I am trying to train a deep neural network for classification, using back propagation. Specifically, I am using a convolutional neural network for image classification, using the Tensor Flow library. During training, I am experiencing some strange behaviour, and I'm just wondering whether this is typical, or whether I may be doing something wrong.

So, my convolutional neural network has 8 layers (5 convolutional, 3 fully-connected). All weights and biases are initialised at small random numbers. I then set a step size, and proceed with training with mini-batches, using Tensor Flow's Adam Optimizer.

The strange behaviour I am talking about is that for about the first 10 loops through my training data, the training loss does not, in general, decrease. The weights are being updated, but the training loss stays roughly at about the same value, sometimes going up and sometimes going down between mini-batches. It stays this way for a while, and I always get the impression that the loss is never going to decrease.

Then, all of a sudden, the training loss dramatically decreases. For example, within about 10 loops through the training data, the training accuracy goes from about 20 % to about 80 %. From then onwards, everything ends up converging nicely.

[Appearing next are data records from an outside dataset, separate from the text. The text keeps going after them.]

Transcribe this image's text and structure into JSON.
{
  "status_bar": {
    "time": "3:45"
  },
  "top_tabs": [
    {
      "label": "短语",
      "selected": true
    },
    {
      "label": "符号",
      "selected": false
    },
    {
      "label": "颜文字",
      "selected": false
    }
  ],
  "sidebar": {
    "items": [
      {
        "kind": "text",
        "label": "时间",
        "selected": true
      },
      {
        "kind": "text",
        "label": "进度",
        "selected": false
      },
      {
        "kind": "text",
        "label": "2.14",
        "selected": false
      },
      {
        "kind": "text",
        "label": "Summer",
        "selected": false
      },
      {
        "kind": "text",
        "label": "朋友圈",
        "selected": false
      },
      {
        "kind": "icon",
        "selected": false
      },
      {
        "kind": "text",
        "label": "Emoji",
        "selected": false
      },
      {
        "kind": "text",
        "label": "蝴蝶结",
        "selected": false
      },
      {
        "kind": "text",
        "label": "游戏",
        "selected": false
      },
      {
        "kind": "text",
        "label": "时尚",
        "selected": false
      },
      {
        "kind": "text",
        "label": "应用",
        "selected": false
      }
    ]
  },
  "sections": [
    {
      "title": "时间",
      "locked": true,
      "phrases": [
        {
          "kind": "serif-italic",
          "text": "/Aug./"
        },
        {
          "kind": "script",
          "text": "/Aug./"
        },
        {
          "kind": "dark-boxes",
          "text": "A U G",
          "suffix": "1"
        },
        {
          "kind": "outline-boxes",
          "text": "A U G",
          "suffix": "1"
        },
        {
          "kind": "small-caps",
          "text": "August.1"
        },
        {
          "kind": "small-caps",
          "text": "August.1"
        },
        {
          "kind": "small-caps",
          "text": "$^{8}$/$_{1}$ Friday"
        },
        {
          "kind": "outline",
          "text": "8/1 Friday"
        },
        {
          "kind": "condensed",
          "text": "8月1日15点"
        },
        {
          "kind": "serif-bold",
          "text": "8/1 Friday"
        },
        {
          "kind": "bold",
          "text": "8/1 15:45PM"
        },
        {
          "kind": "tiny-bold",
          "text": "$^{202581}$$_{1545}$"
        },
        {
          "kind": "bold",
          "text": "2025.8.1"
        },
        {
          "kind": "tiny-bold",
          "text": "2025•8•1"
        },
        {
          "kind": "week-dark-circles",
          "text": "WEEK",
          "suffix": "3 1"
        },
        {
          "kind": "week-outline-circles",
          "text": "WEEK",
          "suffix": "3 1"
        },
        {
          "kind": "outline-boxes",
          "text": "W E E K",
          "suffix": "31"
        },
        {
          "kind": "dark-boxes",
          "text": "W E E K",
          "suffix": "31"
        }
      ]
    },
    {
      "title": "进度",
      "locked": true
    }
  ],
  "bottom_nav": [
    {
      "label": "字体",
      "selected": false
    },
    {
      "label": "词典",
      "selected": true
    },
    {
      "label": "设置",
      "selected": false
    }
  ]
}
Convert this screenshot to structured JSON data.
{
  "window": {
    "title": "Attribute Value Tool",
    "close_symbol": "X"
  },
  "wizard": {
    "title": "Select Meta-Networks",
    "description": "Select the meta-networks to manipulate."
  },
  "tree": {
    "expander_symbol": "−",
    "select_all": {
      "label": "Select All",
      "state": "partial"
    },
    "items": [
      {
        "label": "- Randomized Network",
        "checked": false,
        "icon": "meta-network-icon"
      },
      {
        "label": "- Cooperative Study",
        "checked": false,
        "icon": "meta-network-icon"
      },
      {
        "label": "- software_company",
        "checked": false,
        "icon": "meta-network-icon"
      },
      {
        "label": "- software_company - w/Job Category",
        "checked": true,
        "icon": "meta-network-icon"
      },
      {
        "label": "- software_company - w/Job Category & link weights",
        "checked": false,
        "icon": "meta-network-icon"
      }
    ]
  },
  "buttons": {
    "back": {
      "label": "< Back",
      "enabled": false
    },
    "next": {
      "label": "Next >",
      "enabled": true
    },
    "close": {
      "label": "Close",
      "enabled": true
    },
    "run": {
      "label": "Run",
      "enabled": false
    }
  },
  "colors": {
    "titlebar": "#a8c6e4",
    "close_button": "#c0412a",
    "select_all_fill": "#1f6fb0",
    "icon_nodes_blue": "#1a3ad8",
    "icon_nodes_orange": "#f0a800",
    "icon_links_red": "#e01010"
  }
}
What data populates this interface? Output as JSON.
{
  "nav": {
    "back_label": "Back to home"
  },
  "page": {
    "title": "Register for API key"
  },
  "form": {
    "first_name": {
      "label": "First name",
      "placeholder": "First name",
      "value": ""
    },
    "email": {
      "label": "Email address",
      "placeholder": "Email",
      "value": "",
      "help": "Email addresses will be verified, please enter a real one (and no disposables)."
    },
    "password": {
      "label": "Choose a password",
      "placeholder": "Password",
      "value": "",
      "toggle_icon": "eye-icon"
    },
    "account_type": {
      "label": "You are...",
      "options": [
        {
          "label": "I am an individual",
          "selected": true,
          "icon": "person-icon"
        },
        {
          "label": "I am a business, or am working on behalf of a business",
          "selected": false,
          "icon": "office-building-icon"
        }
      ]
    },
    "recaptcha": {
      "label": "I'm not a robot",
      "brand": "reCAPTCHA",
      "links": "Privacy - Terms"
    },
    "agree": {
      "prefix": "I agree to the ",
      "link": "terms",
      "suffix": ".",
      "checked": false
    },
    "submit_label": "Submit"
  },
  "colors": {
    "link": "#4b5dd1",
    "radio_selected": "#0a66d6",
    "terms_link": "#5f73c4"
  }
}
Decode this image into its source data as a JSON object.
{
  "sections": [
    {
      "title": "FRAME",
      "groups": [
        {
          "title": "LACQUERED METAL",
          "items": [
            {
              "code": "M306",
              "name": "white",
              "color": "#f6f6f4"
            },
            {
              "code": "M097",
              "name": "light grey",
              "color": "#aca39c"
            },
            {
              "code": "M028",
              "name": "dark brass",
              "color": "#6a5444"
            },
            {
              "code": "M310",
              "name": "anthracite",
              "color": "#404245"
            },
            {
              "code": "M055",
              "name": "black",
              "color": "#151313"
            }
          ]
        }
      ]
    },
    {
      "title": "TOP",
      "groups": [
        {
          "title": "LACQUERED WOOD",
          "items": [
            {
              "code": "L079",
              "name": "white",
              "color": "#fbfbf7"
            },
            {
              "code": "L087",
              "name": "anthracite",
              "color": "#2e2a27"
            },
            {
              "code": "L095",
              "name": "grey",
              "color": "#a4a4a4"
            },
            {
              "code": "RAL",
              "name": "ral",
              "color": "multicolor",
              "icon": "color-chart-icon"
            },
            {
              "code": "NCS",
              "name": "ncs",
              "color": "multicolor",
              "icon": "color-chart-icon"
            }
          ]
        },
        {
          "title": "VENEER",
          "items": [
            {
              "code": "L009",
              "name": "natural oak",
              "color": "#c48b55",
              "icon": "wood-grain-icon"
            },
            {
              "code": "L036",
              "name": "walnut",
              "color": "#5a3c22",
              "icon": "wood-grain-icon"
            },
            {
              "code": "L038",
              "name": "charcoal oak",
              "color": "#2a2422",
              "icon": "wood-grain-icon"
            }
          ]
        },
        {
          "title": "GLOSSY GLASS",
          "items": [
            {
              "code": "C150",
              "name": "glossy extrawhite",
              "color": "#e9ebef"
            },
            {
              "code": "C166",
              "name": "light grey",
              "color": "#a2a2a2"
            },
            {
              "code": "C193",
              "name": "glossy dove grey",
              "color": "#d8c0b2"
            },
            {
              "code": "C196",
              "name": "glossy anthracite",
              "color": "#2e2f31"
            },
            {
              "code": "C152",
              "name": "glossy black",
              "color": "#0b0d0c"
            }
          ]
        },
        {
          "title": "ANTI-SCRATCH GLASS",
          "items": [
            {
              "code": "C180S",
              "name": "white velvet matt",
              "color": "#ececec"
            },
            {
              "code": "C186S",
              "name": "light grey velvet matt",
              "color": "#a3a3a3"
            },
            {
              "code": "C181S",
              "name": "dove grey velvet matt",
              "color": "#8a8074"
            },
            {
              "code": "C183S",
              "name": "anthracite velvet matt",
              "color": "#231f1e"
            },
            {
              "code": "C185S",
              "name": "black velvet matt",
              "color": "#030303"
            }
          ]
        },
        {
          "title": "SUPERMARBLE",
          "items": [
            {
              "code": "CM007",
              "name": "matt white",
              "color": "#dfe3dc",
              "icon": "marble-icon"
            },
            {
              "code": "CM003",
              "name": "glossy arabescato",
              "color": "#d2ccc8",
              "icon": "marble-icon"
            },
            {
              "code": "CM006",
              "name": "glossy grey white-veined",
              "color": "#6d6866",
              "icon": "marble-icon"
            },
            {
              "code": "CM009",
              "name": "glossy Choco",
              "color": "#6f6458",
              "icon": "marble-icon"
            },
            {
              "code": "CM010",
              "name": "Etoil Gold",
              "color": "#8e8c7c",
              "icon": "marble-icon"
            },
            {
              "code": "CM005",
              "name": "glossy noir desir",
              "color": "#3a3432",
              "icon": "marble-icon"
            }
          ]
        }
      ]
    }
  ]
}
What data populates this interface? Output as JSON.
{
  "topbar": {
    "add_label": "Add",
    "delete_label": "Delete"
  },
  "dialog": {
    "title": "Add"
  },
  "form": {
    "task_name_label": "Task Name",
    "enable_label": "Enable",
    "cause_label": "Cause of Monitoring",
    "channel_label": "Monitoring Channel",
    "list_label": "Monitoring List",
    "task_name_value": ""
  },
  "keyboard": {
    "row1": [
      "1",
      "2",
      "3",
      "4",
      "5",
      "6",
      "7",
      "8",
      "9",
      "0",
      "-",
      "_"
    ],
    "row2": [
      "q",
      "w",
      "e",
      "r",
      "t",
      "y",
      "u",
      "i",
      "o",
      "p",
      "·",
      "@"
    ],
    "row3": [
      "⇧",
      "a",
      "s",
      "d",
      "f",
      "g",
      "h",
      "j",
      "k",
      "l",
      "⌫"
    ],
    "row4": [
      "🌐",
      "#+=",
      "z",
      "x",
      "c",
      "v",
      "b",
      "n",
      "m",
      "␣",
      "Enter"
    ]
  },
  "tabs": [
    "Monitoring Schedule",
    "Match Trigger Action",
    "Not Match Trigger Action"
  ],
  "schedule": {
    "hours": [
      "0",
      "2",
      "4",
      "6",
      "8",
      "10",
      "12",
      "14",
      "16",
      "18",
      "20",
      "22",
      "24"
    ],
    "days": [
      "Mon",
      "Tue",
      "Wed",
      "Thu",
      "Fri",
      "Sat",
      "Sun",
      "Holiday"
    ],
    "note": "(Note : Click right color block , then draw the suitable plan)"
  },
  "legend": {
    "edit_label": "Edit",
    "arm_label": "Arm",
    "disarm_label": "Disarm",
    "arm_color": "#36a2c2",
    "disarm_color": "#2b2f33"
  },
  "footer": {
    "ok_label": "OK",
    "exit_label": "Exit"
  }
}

The same thing happens each time I run the training pipeline from scratch, and below is a graph illustrating one example run.

enter image description here

So, what I am wondering, is whether this is normal behaviour with training deep neural networks, whereby it takes a while to "kick in". Or is it likely that there is something I am doing wrong which is causing this delay?

Thanks very much!

  • $\begingroup$ I guess I'm a little bit late to the party. But maybe I can still add some value to the conversation. Soo... to me it sounds like a sigmoid activation function. Since the derivative of the sigmoid is small for very small or very large values, the training might be slow for "saturated neurons". Unfortunately, I can't exactly tell what your CNN is like from the description you've given. $\endgroup$ Jul 16, 2017 at 21:12

1 Answer 1


The fact that the algorithm took a while to "kick-in" is not particularly surprising.

In general, the target function to be optimized behind neural networks are highly multi-modal. As such, unless you have some sort of clever set of initial values for your problem, there is no reason to believe that you will be starting on a steep descent. As such, your optimization algorithm will be almost randomly wandering until it finds a fairly steep valley to begin descending down onto. Once this has been found, you should expect most gradient-based algorithms to immediately begin narrowing into the particular mode that it is closest to.